- Gavan Reilly's Portfolio - http://portfolio.gavreilly.com -

Challenging Times

As Students’ Union activists occupy the offices of Wicklow County Council, Gavan Reilly ponders the merits of public demonstrations

There’s a battle outside and it is ragin’; it’ll soon shake your windows and rattle your walls, for the times, they are a-changin’. – Bob Dylan

When Bob Dylan wrote this timeless masterpiece of discontent in the autumn of 1963, the world was presumably a much different place to the technocratic Babylon it is in the modern age. The sixties, as much as an era of flower power and societal liberation, was a decade of conflict, most notably in 1968 when the generation of Baby Boomer offspring led a series of international student demonstrations in protest at – among other things – the Vietnam war, political upheaval in western Europe, the Israeli-Palestinian conflict, the Cuban missile crisis and the slow progress of the African independence movement.
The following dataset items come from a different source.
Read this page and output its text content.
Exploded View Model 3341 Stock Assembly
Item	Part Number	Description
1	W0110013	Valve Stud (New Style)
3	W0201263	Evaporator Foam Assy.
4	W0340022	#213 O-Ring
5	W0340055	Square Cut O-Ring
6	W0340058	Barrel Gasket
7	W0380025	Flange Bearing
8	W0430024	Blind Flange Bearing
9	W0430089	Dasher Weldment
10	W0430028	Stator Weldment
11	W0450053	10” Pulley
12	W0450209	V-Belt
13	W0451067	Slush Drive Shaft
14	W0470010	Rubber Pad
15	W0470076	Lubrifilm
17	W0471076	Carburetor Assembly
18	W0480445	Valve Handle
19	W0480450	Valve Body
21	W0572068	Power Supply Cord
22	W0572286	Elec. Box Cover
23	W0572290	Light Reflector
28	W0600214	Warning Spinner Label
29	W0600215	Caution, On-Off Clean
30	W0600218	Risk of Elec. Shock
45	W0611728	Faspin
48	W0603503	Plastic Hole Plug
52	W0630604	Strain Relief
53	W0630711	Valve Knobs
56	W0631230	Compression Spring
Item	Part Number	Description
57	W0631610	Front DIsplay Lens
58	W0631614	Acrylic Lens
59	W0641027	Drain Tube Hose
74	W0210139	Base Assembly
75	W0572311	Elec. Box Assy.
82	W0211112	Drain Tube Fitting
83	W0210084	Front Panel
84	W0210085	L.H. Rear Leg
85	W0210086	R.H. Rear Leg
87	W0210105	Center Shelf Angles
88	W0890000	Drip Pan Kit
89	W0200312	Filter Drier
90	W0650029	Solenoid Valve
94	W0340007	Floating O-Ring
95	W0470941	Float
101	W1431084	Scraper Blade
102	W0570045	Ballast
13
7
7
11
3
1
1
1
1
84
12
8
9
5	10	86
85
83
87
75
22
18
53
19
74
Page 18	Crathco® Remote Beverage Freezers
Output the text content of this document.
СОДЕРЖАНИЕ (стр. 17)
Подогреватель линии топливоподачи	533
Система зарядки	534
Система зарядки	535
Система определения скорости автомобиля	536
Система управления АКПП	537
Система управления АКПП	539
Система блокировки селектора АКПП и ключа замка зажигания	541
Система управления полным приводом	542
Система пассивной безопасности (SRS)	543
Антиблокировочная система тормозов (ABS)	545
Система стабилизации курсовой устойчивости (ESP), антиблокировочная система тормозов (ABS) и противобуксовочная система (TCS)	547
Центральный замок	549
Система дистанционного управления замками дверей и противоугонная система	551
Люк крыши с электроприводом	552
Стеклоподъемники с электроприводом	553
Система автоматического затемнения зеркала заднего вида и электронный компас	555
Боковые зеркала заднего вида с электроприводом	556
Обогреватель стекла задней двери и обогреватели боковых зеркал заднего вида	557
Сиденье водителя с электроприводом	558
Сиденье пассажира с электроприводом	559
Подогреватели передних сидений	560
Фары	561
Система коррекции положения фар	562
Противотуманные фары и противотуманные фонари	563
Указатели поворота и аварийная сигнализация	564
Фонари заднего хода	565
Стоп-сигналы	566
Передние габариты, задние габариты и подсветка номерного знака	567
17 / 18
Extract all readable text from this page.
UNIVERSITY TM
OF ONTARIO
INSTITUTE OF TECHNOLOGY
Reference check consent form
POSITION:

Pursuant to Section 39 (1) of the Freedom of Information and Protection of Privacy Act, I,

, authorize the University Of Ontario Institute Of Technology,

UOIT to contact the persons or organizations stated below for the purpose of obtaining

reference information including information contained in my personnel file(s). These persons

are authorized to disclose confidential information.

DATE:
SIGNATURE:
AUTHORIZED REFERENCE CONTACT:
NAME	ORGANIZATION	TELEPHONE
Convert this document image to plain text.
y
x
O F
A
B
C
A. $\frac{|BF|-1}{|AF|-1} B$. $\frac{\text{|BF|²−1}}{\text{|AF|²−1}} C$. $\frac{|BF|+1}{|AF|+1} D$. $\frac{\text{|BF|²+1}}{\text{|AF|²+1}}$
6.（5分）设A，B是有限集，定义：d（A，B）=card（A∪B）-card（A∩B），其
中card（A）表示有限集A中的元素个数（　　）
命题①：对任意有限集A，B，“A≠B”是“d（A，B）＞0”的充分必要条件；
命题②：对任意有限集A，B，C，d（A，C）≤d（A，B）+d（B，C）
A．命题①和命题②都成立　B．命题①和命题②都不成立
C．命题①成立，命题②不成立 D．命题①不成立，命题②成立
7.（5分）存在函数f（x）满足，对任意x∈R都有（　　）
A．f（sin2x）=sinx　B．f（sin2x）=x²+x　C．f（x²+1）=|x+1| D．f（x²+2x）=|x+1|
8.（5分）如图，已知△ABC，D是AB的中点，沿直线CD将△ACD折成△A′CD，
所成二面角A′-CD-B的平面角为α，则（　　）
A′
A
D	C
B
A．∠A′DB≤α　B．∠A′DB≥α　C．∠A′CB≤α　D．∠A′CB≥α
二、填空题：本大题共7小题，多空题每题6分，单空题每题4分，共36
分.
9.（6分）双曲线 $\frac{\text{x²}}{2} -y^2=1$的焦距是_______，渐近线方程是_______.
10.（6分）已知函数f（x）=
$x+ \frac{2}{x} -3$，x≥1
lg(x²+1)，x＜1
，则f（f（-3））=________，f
No matter where one looked, people were angry, and taking to the streets to vent it.

DSCF0082The undefeatable, sturdy spirit of rebellion embodied in Dylan’s work has largely disappeared from society, and from the student political scene, in the forty years since. While student groups and youth political parties still hold demonstrations to display public protest, the extent to which they permeate the national consciousness – and indeed, the level of passion and support they enjoy – has been on the continual wane for decades now.

UCD Students’ Union’s occupation of the Wicklow County Council offices last Friday, in protest at the delay in processing and issuing the payment of maintenance grants, is an opportune example of why the politics of demonstration enjoy limited appeal – and, more importantly, limited effect – in the modern world. The SU’s desire to apply the momentum gained by the defeat (for now) of third level tuition fees was totally sound, as was the motivation behind the stunt: maintenance grants are, and for years have been, painstakingly slow in being issued. Students cannot afford to live on borrowed time – and borrowed money – while their native county council shuffles through the growing pile of grant applications as slovenly as can be gotten away with.

There is no small irony, though, that the protest reached its zenith as the protestors moved to occupy the council chambers, where the elected representatives of the people of Wicklow meet to argue and agree upon how to best serve their peoples’ needs. It is in the council chambers and boardrooms that decisions are now made, and though the pace at which they operate may frustrate students and their leaders, patience is needed. Direct demos are not without their merits, but the student movement would likely be better served by a small degree of restraint in the aftermath of such a major victory, rather than immediately returning to the offensive.

It would be blasé and easy to take issue with the poor attendance at the protest; the fact that when the SU Council has more reps than ever before that only fifty students – many of them, it must be conceded, being Union officers rather than Wicklow constituents – felt sufficiently motivated to attend the occupation is not one that deserves criticism. But the lesson to be borne in mind is that the purpose of the mass protests of yore was simply to earn a seat at the boardroom table. When those seats have been won, the responsibility of the student movement is to exert its boardroom influence as best it can. What’s seldom is wonderful; the reason the demonstrations against pensioners being denied medical cards were so effective is because to see older people on the streets is rare. Students would do well to show similar moderation.

The world of 2009 is a far different one to the world of 1968. When once, in less bureaucratic times, decisions could be made by hurling bricks, chanting ideologies or flinging petrol bombs, the mob justice of old has been quietly shelved and superseded by the politics of the boardroom. Society now is a far more bureaucratic entity than forty years ago; and while this of course has its negative connotations, it has offered society’s many subgroups – students crucially included amongst them – the chance to sit at the table where the decisions are made, and to have their say at every step of the process.

Third level fees were not beaten on the streets, but in the boardroom where the Programme for Government was agreed. The big decisions of the future will be made in similar places, and the student movement ought to remember just what their predecessors of Bob Dylan’s era were fighting for.